Hacker Newsnew | past | comments | ask | show | jobs | submitlogin

Instead of embedding, just add a "Feedback" link somewhere that goes to a different page, like Google Forms or Airtable. Or you can put a little feedback icon in the corner that opens a small popup to ask for quick feedback (or be dismissed).

There's also a bunch of SAAS stuff in this space, like UserVoice or Hotjar or Aha.

I think it's important to distinguish the frontend from the back here. The form shouldn't be intrusive, but that need not be related to the deliverability issue. Whatever service you choose, there's usually a way to hook up the form to the backend reliably (via API and real-time confirmations).

If you really want to DIY this, you can probably put the responses into a cloud serverless KV store for very cheap or free, instead of having an always-on server. But that doesn't seem any better than just using Google Forms or Airtable to collect those responses.



> add a "Feedback" link somewhere that goes to a different page, like Google Forms or Airtable

I think that would cause too much friction for something that should be a 5-seconds-or-less kind of experience.

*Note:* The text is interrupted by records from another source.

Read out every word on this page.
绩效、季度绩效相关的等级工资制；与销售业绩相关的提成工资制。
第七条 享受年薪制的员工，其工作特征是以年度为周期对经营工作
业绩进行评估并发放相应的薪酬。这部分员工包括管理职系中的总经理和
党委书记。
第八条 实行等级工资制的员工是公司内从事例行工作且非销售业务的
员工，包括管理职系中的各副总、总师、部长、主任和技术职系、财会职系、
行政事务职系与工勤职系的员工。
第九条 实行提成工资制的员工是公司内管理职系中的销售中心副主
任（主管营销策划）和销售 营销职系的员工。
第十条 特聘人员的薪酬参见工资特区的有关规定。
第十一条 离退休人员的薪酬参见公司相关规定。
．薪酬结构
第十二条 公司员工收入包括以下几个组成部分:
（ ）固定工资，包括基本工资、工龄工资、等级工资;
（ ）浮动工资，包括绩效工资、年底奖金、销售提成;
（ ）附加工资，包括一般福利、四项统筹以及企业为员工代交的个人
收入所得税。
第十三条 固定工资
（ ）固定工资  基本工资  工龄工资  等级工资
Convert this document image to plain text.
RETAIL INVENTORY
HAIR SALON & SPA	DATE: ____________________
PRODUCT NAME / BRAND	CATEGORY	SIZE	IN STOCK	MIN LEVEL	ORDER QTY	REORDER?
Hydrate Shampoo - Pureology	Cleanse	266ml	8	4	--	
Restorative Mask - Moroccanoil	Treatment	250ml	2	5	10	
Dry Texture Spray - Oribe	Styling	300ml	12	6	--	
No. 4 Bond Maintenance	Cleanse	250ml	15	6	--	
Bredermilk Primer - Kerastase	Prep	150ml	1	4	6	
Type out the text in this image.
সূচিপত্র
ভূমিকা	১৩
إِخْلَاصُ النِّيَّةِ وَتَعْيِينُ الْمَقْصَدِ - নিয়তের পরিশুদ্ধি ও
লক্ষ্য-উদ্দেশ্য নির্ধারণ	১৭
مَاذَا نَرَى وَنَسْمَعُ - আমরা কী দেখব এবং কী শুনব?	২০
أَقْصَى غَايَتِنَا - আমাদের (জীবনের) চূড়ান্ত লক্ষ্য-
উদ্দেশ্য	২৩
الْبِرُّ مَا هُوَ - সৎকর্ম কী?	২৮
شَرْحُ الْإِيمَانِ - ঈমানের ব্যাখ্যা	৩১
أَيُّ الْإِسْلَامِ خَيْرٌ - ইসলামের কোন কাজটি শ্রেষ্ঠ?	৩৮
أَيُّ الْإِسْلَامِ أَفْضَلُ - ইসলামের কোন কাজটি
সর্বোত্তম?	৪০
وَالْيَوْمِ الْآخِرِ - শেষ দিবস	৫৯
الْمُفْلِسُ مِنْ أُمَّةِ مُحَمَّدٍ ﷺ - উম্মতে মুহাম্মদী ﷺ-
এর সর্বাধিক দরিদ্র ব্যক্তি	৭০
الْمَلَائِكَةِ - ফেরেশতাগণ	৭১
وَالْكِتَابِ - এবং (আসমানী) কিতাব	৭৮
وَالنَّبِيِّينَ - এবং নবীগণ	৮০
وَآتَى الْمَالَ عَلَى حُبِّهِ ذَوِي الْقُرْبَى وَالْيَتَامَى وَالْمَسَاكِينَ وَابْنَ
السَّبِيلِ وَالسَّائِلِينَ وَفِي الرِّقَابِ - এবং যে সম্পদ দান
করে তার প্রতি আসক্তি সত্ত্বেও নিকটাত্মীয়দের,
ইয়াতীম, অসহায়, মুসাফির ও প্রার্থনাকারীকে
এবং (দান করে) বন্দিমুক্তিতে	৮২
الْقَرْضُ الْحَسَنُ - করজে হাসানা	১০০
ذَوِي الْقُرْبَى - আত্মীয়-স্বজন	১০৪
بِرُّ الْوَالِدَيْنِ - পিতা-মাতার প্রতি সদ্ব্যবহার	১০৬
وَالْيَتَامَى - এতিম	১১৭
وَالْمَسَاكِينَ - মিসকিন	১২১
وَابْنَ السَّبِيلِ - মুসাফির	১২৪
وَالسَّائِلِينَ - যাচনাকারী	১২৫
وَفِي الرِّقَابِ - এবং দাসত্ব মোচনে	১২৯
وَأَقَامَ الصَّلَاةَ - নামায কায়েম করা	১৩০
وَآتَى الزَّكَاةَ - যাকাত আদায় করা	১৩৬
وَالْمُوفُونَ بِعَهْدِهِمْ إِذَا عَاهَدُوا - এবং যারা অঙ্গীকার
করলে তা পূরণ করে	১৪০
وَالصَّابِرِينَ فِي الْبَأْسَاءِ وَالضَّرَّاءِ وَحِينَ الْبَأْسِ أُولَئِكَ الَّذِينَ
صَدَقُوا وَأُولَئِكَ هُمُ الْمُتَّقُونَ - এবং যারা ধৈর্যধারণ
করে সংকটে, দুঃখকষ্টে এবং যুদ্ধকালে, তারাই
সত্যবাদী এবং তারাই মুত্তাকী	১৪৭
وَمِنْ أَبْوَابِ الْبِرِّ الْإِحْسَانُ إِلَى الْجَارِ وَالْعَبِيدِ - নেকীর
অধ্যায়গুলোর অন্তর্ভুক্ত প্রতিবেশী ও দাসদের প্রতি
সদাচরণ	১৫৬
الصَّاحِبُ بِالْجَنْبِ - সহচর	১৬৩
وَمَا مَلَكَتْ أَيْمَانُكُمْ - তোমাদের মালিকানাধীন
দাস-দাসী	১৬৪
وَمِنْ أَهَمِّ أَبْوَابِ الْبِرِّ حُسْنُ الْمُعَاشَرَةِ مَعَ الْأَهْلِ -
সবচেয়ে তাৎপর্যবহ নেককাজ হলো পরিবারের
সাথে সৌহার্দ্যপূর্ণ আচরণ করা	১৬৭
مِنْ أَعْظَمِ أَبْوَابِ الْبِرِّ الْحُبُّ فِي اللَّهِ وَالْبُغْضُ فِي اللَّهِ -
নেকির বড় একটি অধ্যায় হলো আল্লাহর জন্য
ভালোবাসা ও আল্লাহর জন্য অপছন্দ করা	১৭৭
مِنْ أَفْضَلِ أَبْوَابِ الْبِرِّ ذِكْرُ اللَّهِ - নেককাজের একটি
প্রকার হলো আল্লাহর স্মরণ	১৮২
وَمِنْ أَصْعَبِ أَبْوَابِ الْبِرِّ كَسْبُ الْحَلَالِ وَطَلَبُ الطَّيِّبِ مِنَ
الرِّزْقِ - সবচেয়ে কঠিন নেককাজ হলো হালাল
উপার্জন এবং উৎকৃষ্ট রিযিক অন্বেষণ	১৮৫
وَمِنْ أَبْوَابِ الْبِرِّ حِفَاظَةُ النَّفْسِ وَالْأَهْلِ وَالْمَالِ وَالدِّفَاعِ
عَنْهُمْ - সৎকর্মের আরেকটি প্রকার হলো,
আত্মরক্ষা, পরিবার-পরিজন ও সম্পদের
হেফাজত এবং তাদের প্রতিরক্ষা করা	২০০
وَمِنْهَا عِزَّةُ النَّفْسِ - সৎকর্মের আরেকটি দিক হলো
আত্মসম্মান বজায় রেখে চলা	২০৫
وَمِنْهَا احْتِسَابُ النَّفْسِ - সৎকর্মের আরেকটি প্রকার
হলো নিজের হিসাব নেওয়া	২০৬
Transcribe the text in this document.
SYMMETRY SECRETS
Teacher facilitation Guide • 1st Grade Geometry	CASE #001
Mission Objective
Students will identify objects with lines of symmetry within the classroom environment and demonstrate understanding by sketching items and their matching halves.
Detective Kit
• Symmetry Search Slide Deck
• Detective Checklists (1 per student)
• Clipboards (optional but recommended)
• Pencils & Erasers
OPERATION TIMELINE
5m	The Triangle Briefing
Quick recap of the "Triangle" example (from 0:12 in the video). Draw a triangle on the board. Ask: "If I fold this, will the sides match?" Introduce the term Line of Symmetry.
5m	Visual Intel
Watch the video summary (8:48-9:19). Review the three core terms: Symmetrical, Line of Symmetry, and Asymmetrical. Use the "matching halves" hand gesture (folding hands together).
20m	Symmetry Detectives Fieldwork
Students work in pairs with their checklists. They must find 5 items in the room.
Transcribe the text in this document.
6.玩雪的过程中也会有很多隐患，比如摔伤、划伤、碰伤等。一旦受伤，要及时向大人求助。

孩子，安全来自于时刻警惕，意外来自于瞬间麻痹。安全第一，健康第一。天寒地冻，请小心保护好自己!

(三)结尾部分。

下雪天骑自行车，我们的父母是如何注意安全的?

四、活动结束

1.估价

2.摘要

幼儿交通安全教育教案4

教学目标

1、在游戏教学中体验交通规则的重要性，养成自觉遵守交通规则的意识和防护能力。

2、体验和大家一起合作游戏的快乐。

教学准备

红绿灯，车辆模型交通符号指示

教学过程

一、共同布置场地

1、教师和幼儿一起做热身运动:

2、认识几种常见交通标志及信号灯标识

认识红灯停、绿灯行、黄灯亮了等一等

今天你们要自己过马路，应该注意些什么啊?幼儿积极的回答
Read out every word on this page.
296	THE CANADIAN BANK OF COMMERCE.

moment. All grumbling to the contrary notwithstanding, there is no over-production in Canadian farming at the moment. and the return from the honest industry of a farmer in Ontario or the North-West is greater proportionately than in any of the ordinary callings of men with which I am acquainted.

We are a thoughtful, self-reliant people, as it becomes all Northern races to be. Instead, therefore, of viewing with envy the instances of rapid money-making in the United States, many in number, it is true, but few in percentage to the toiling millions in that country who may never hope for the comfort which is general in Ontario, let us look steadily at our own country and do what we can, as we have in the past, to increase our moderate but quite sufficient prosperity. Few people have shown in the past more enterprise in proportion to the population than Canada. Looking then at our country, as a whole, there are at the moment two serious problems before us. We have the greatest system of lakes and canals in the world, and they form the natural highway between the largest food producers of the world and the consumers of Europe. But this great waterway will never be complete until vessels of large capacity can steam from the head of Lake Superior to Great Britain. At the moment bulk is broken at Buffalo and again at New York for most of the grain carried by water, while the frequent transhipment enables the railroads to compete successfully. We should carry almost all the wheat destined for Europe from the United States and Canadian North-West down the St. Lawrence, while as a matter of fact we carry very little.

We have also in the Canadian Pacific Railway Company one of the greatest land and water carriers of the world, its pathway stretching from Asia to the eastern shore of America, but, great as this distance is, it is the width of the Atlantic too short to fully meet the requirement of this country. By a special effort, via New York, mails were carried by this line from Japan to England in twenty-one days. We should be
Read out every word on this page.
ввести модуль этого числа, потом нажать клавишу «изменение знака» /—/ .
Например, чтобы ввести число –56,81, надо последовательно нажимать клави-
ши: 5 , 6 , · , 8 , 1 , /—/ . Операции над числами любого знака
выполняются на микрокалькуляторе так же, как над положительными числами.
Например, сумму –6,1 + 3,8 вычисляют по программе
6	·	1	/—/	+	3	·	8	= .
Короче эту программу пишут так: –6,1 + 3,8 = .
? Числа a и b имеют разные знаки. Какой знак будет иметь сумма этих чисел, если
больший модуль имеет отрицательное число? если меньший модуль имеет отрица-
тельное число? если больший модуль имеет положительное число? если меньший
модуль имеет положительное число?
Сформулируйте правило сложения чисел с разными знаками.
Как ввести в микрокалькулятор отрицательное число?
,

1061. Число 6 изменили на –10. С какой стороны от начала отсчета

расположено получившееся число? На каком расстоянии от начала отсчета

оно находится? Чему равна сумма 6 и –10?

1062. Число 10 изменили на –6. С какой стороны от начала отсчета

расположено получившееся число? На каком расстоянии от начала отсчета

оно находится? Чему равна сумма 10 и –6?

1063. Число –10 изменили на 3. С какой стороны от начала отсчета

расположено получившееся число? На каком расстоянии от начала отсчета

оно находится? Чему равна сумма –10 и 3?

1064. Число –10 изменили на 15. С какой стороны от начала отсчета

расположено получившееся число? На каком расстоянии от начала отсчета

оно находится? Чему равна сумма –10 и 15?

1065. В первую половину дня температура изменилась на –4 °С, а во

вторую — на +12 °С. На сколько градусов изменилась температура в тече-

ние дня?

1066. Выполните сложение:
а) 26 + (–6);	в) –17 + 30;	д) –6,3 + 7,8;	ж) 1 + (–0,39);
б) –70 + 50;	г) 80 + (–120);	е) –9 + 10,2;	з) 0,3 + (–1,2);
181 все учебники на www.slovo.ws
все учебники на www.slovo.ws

> Or you can put a little feedback icon in the corner that opens a small popup to ask for quick feedback (or be dismissed).

Good idea! So far I've been adding a section at the end of my website that's a couple of scrolls in length. But I'm conscious people might not bother scrolling to the end.

> There's also a bunch of SAAS stuff in this space, like UserVoice or Hotjar or Aha.

I don't really want a complex setup, with user heatmaps and such; these are projects that have very limited features and likely to shut down in a few months.

> you can probably put the responses into a cloud serverless KV store for very cheap or free, instead of having an always-on server.

How would you set up the schema to store the data, while allowing for migrations that will probably happen quite often? One setup I've hosted involves a Go/Gin server with embedded SQLite on Hetzner using Caprover, which I felt worked quite nice. It's costing me about $5/month, which I need to spend for another server I need to host.

> that doesn't seem any better than just using Google Forms or Airtable to collect those responses.

Mind if I ask why? I think DIY is better than those because of the smaller friction in collecting feedback.


I think you are over thinking it, when there are times I really want to give feedback I'll look for a contact email and just send it straight there. If I encounter some small bug, I won't close the tab because it links to Google form, this isn't an onboarding flow.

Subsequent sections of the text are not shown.